2016 was certainly a great year for memes. A number of subcultures collided with mainstream events to produce some of the most entertaining pictures on the internet for us.
From the US presidential debate to demonetisation, even Pierce Brosnan and Baba Ramdev were not spared by netizens. We look at how internet memes have been used to represent feelings and opinions of every event – monumental or not, while keeping us entertained and up to date, at the same time!
When Richard Dawkins coined the term back in his 1976 bestseller The Selfish Gene, little did he know the term would become a part of our daily vocabulary. “They have become a part of the millennial consciousness and are hugely influenced by modern language and culture. And we have pretty much nailed it because so many epic things have happened – from Tiger Shroff’s flexible photoshoot to Aamir’s drastic weight loss to Kejriwal trying to troll Modi and getting trolled himself! I think it’s a wonderful means of expression,” opines Aditi Harish, a budding writer.
“For better or for worse, they seem to be this generation’s portrait of consciousness and the story of things that have managed to hold our attention, even for brief moments,” adds the youngster.
They are no-longer categorised as slightly embarrassing internet jokes, but expressions of culture instead. But can trolling take a toll on people, considering every embarrassing picture goes viral?

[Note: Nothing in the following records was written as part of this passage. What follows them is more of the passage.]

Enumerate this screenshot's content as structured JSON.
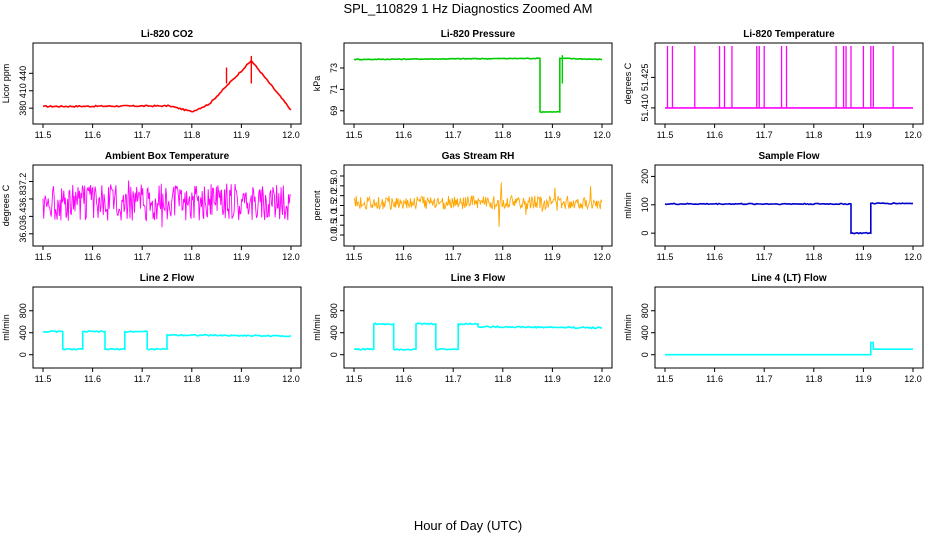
{
  "figure": {
    "title": "SPL_110829  1 Hz Diagnostics Zoomed AM",
    "xlabel": "Hour of Day (UTC)"
  },
  "chart_data": [
    {
      "type": "line",
      "title": "Li-820 CO2",
      "ylabel": "Licor ppm",
      "color": "#ff0000",
      "xlim": [
        11.5,
        12.0
      ],
      "ylim": [
        370,
        475
      ],
      "xticks": [
        "11.5",
        "11.6",
        "11.7",
        "11.8",
        "11.9",
        "12.0"
      ],
      "yticks": [
        380,
        410,
        440
      ],
      "noise": 1.2,
      "series": [
        {
          "x": [
            11.5,
            11.755,
            11.755,
            11.8,
            11.8,
            11.835,
            11.835,
            11.92,
            11.92,
            12.0
          ],
          "y": [
            383,
            384,
            384,
            374,
            374,
            387,
            387,
            462,
            462,
            377
          ]
        }
      ],
      "spikes": [
        {
          "x": 11.92,
          "y": 470
        },
        {
          "x": 11.87,
          "y": 450
        }
      ]
    },
    {
      "type": "line",
      "title": "Li-820 Pressure",
      "ylabel": "kPa",
      "color": "#00cc00",
      "xlim": [
        11.5,
        12.0
      ],
      "ylim": [
        68.7,
        74.4
      ],
      "xticks": [
        "11.5",
        "11.6",
        "11.7",
        "11.8",
        "11.9",
        "12.0"
      ],
      "yticks": [
        69,
        71,
        73
      ],
      "noise": 0.04,
      "series": [
        {
          "x": [
            11.5,
            11.875,
            11.875,
            11.915,
            11.915,
            12.0
          ],
          "y": [
            73.8,
            73.9,
            68.9,
            68.9,
            73.9,
            73.8
          ]
        }
      ],
      "spikes": [
        {
          "x": 11.92,
          "y": 74.2
        }
      ]
    },
    {
      "type": "line",
      "title": "Li-820 Temperature",
      "ylabel": "degrees C",
      "color": "#ff00ff",
      "xlim": [
        11.5,
        12.0
      ],
      "ylim": [
        51.407,
        51.437
      ],
      "xticks": [
        "11.5",
        "11.6",
        "11.7",
        "11.8",
        "11.9",
        "12.0"
      ],
      "yticks": [
        "51.410",
        "51.425"
      ],
      "noise": 0,
      "series": [
        {
          "x": [
            11.5,
            12.0
          ],
          "y": [
            51.41,
            51.41
          ]
        }
      ],
      "spikes_to_top": [
        11.505,
        11.515,
        11.56,
        11.61,
        11.62,
        11.635,
        11.685,
        11.69,
        11.7,
        11.735,
        11.745,
        11.845,
        11.86,
        11.865,
        11.875,
        11.9,
        11.915,
        11.92,
        11.96
      ]
    },
    {
      "type": "line",
      "title": "Ambient Box Temperature",
      "ylabel": "degrees C",
      "color": "#ff00ff",
      "xlim": [
        11.5,
        12.0
      ],
      "ylim": [
        35.95,
        37.35
      ],
      "xticks": [
        "11.5",
        "11.6",
        "11.7",
        "11.8",
        "11.9",
        "12.0"
      ],
      "yticks": [
        "36.0",
        "36.4",
        "36.8",
        "37.2"
      ],
      "band": {
        "low": 36.3,
        "high": 37.15,
        "min": 36.05,
        "max": 37.25,
        "step": 0.0015
      }
    },
    {
      "type": "line",
      "title": "Gas Stream RH",
      "ylabel": "percent",
      "color": "#ffa500",
      "xlim": [
        11.5,
        12.0
      ],
      "ylim": [
        -0.05,
        3.05
      ],
      "xticks": [
        "11.5",
        "11.6",
        "11.7",
        "11.8",
        "11.9",
        "12.0"
      ],
      "yticks": [
        "0.0",
        "0.5",
        "1.0",
        "1.5",
        "2.0",
        "2.5",
        "3.0"
      ],
      "band": {
        "low": 1.3,
        "high": 2.0,
        "min": 0.1,
        "max": 2.9,
        "step": 0.0015
      }
    },
    {
      "type": "line",
      "title": "Sample Flow",
      "ylabel": "ml/min",
      "color": "#0000cc",
      "xlim": [
        11.5,
        12.0
      ],
      "ylim": [
        -10,
        205
      ],
      "xticks": [
        "11.5",
        "11.6",
        "11.7",
        "11.8",
        "11.9",
        "12.0"
      ],
      "yticks": [
        0,
        100,
        200
      ],
      "noise": 2,
      "series": [
        {
          "x": [
            11.5,
            11.875,
            11.875,
            11.915,
            11.915,
            12.0
          ],
          "y": [
            103,
            103,
            0,
            0,
            105,
            105
          ]
        }
      ]
    },
    {
      "type": "line",
      "title": "Line 2 Flow",
      "ylabel": "ml/min",
      "color": "#00ffff",
      "xlim": [
        11.5,
        12.0
      ],
      "ylim": [
        -60,
        1050
      ],
      "xticks": [
        "11.5",
        "11.6",
        "11.7",
        "11.8",
        "11.9",
        "12.0"
      ],
      "yticks": [
        0,
        400,
        800
      ],
      "noise": 12,
      "series": [
        {
          "x": [
            11.5,
            11.54,
            11.54,
            11.58,
            11.58,
            11.625,
            11.625,
            11.665,
            11.665,
            11.71,
            11.71,
            11.75,
            11.75,
            12.0
          ],
          "y": [
            420,
            420,
            100,
            100,
            420,
            420,
            100,
            100,
            420,
            420,
            100,
            100,
            360,
            340
          ]
        }
      ]
    },
    {
      "type": "line",
      "title": "Line 3 Flow",
      "ylabel": "ml/min",
      "color": "#00ffff",
      "xlim": [
        11.5,
        12.0
      ],
      "ylim": [
        -60,
        1050
      ],
      "xticks": [
        "11.5",
        "11.6",
        "11.7",
        "11.8",
        "11.9",
        "12.0"
      ],
      "yticks": [
        0,
        400,
        800
      ],
      "noise": 14,
      "series": [
        {
          "x": [
            11.5,
            11.54,
            11.54,
            11.58,
            11.58,
            11.625,
            11.625,
            11.665,
            11.665,
            11.71,
            11.71,
            11.75,
            11.75,
            12.0
          ],
          "y": [
            100,
            100,
            560,
            560,
            100,
            100,
            560,
            560,
            100,
            100,
            560,
            560,
            510,
            490
          ]
        }
      ]
    },
    {
      "type": "line",
      "title": "Line 4 (LT) Flow",
      "ylabel": "ml/min",
      "color": "#00ffff",
      "xlim": [
        11.5,
        12.0
      ],
      "ylim": [
        -60,
        1050
      ],
      "xticks": [
        "11.5",
        "11.6",
        "11.7",
        "11.8",
        "11.9",
        "12.0"
      ],
      "yticks": [
        0,
        400,
        800
      ],
      "noise": 0,
      "series": [
        {
          "x": [
            11.5,
            11.915,
            11.915,
            11.92,
            11.92,
            12.0
          ],
          "y": [
            0,
            0,
            220,
            220,
            100,
            100
          ]
        }
      ]
    }
  ]
}
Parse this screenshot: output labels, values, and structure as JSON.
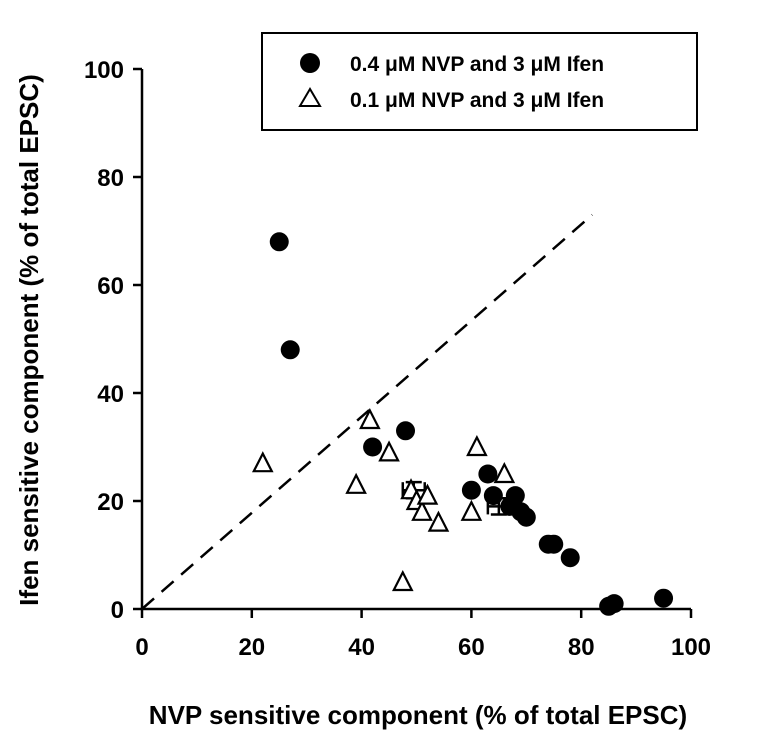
{
  "chart_data": {
    "type": "scatter",
    "title": "",
    "xlabel": "NVP sensitive component (% of total EPSC)",
    "ylabel": "Ifen sensitive component (% of total EPSC)",
    "xlim": [
      0,
      100
    ],
    "ylim": [
      0,
      100
    ],
    "xticks": [
      0,
      20,
      40,
      60,
      80,
      100
    ],
    "yticks": [
      0,
      20,
      40,
      60,
      80,
      100
    ],
    "grid": false,
    "legend_position": "top-right",
    "reference_line": {
      "style": "dashed",
      "x": [
        0,
        82
      ],
      "y": [
        0,
        73
      ]
    },
    "series": [
      {
        "name": "0.4 μM NVP and 3 μM Ifen",
        "marker": "filled-circle",
        "color": "#000000",
        "points": [
          [
            25,
            68
          ],
          [
            27,
            48
          ],
          [
            42,
            30
          ],
          [
            48,
            33
          ],
          [
            60,
            22
          ],
          [
            63,
            25
          ],
          [
            64,
            21
          ],
          [
            67,
            19
          ],
          [
            68,
            21
          ],
          [
            69,
            18
          ],
          [
            70,
            17
          ],
          [
            74,
            12
          ],
          [
            75,
            12
          ],
          [
            78,
            9.5
          ],
          [
            85,
            0.5
          ],
          [
            86,
            1
          ],
          [
            95,
            2
          ]
        ],
        "mean": {
          "x": 65,
          "y": 19,
          "xerr": 2,
          "yerr": 1.5
        }
      },
      {
        "name": "0.1 μM NVP and 3 μM Ifen",
        "marker": "open-triangle",
        "color": "#000000",
        "points": [
          [
            22,
            27
          ],
          [
            39,
            23
          ],
          [
            41.5,
            35
          ],
          [
            45,
            29
          ],
          [
            47.5,
            5
          ],
          [
            49,
            22
          ],
          [
            50,
            20
          ],
          [
            51,
            18
          ],
          [
            52,
            21
          ],
          [
            54,
            16
          ],
          [
            60,
            18
          ],
          [
            61,
            30
          ],
          [
            66,
            25
          ]
        ],
        "mean": {
          "x": 49.5,
          "y": 22,
          "xerr": 2,
          "yerr": 1.5
        }
      }
    ]
  }
}
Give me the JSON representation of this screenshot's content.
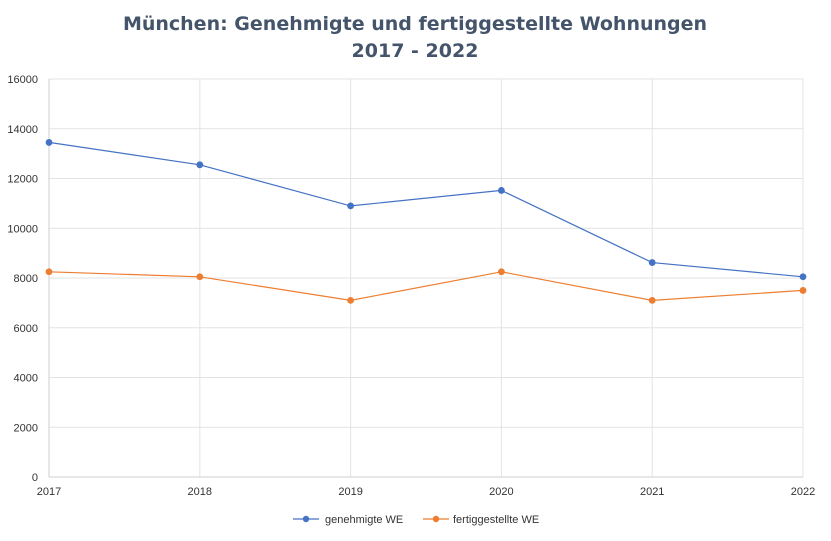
{
  "chart_data": {
    "type": "line",
    "title": "München: Genehmigte und fertiggestellte Wohnungen",
    "subtitle": "2017 - 2022",
    "xlabel": "",
    "ylabel": "",
    "x": [
      "2017",
      "2018",
      "2019",
      "2020",
      "2021",
      "2022"
    ],
    "ylim": [
      0,
      16000
    ],
    "yticks": [
      0,
      2000,
      4000,
      6000,
      8000,
      10000,
      12000,
      14000,
      16000
    ],
    "grid": true,
    "legend_position": "bottom",
    "series": [
      {
        "name": "genehmigte WE",
        "color": "#4472c4",
        "values": [
          13450,
          12550,
          10900,
          11520,
          8620,
          8050
        ]
      },
      {
        "name": "fertiggestellte WE",
        "color": "#ed7d31",
        "values": [
          8250,
          8050,
          7100,
          8250,
          7100,
          7500
        ]
      }
    ]
  }
}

“There are a lot of people who are undoubtedly there to get you and bring you down on the Internet, but that doesn’t mean you hide forever. There is a difference between internet trolls who generate memes and those who slut shame, body shame and bully people. I mean, Deepika Padukone’s pout was made into a meme, so it’s kind of unavoidable. But I think people have learnt to take everything in good spirit because it’s their five seconds of fame. From the heartbreak boy and Kermit talking to his evil, self, everything is done in good humour on the web, and people have to learn to deal with it, because meme’s are here to stay,” says social media consultant Aditya Prabhu.
Whatever else people might have to say about 2016, it was certainly the greatest year for the meme culture. “Memes are so amazing to me because they are easy jokes that people already know the context. And they are so simple to make! It’s literally like a thought that can be converted into a viral joke with just one app on your phone,” says comedian Kritarth Srinivasan, who’s James Bond meme went viral when Brosnan advertised for an Indian paan brand! “Also, memes have templates and it’s great how over time people have started using meme lingo in real life conversations as well!”